Forrester: Apple Should Release A “Non-TV TV” Called “iHub”
The post indicates that the television arena is not really about the actual television. Instead, it is about big names such as Apple, Microsoft, and Google wanting to add the television to their existing platforms. In that race, research supports that Microsoft is ahead of the pack with their Xbox 360 entertainment/gaming console.
However many consumers are wondering if Apple would become the ultimate runaway success when it releases its rumored television. While that definitely sounds like the plan, Apple would be up against heavy resistance from both content providers and competitors.

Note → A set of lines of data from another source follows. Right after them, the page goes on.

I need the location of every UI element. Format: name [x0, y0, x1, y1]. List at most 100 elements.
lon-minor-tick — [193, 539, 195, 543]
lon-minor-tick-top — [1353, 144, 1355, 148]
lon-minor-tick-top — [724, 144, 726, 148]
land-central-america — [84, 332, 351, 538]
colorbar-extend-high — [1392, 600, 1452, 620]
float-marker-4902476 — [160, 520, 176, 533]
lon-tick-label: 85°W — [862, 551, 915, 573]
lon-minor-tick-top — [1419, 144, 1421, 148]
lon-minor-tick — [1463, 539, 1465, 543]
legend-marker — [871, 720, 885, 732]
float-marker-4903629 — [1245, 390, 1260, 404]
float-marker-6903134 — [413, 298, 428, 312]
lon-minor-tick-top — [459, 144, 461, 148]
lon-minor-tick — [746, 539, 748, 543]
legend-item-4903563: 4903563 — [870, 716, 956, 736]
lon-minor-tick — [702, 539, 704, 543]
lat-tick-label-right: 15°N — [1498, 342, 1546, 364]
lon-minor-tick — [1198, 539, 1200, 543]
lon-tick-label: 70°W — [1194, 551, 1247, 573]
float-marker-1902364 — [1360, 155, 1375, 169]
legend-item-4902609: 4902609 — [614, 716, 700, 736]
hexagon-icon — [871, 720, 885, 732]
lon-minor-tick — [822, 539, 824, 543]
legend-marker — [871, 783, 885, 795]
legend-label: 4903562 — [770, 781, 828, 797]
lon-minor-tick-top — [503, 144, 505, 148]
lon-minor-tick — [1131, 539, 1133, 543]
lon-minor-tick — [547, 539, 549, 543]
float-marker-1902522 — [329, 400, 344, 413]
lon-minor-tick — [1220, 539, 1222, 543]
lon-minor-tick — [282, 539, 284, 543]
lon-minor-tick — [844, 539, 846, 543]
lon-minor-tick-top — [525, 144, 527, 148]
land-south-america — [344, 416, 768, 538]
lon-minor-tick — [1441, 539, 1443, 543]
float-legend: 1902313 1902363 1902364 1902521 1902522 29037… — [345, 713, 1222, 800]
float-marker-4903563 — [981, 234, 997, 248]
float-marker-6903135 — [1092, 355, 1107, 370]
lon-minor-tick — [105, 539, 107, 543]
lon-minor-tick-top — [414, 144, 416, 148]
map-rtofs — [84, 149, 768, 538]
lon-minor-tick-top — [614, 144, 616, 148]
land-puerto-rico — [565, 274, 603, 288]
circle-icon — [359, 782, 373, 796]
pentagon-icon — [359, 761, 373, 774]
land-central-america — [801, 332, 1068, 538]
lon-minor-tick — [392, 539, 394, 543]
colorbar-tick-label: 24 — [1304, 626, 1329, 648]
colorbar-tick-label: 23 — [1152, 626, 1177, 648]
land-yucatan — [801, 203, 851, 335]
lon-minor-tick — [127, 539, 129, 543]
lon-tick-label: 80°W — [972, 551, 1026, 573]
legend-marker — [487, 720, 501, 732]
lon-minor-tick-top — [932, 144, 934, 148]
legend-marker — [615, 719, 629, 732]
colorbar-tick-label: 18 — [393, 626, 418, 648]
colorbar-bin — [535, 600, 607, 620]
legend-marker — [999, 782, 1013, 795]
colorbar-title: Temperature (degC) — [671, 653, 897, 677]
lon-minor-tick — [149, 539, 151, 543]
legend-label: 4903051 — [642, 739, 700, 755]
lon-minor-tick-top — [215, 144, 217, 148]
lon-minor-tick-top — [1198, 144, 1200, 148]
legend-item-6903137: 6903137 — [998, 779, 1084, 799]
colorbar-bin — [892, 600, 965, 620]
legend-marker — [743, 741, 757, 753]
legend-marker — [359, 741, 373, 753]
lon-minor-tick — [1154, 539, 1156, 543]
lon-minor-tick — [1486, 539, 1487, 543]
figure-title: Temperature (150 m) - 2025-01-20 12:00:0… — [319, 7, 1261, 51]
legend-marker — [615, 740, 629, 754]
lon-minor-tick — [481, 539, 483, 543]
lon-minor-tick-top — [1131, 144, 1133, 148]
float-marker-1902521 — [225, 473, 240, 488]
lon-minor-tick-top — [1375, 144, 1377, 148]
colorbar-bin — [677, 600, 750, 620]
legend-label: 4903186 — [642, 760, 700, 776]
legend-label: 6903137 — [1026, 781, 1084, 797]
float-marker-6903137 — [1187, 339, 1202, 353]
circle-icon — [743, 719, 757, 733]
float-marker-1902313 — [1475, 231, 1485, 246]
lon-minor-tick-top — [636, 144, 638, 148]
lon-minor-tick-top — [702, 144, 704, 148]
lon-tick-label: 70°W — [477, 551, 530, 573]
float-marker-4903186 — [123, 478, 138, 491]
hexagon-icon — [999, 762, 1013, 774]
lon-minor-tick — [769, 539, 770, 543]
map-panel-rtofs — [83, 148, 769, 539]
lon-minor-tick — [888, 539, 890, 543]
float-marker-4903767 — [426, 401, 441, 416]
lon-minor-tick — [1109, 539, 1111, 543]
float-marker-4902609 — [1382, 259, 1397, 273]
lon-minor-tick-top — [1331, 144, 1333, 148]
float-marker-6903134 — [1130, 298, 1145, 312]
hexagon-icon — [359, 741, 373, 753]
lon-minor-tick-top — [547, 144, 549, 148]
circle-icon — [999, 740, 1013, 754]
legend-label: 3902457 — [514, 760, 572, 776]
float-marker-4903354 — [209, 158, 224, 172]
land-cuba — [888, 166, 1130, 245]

The reason it has failed with the Apple TV so far is not that it hasn’t tried. It’s that the TV business is a tough nut to crack: Content is still controlled by monopolists unlikely to give Apple the keys to their content archives. And simply introducing a new display on which to watch that content as it is currently delivered by existing distributors won’t offer consumers much that’s new. Remember, unlike in the phone business where the iPhone penetrated quickly, the TV upgrade cycle takes seven years. You can’t jump in with a new version of the same thing everyone already has – even if it is elegant – and expect millions of people to buy it, especially at price points that Apple will have to maintain in order to keep its margins far away from those of LG and Samsung. Apple’s only shot to sell such an expensive device quickly is if it does something very different.
So what could Apple do to release a television that is completely different? Well, as McQuivey predicts, Apple should release “the world’s first non-TV TV”, and what would this device be called? The “iHub” of course!
Here’s me putting on the record what I’ve been telling clients behind closed doors for more than a year: Apple should sell the world’s first non-TV TV. Instead of selling a replacement for the TV you just bought, Apple should convince millions of Apple fans that they need a new screen in their lives. Call it the iHub, a 32-inch screen with touch, gesture, voice, and iPad control that can be hung on the wall wherever the family congregates for planning, talking, or eating — in more and more US homes, that room is the dining room or eat-in kitchen.
This idea of a standalone display, or “iHub”, gets even more exciting with the prospect of developers and the thousands of apps that could be created. Something like this could easily get me to replace every television in my house.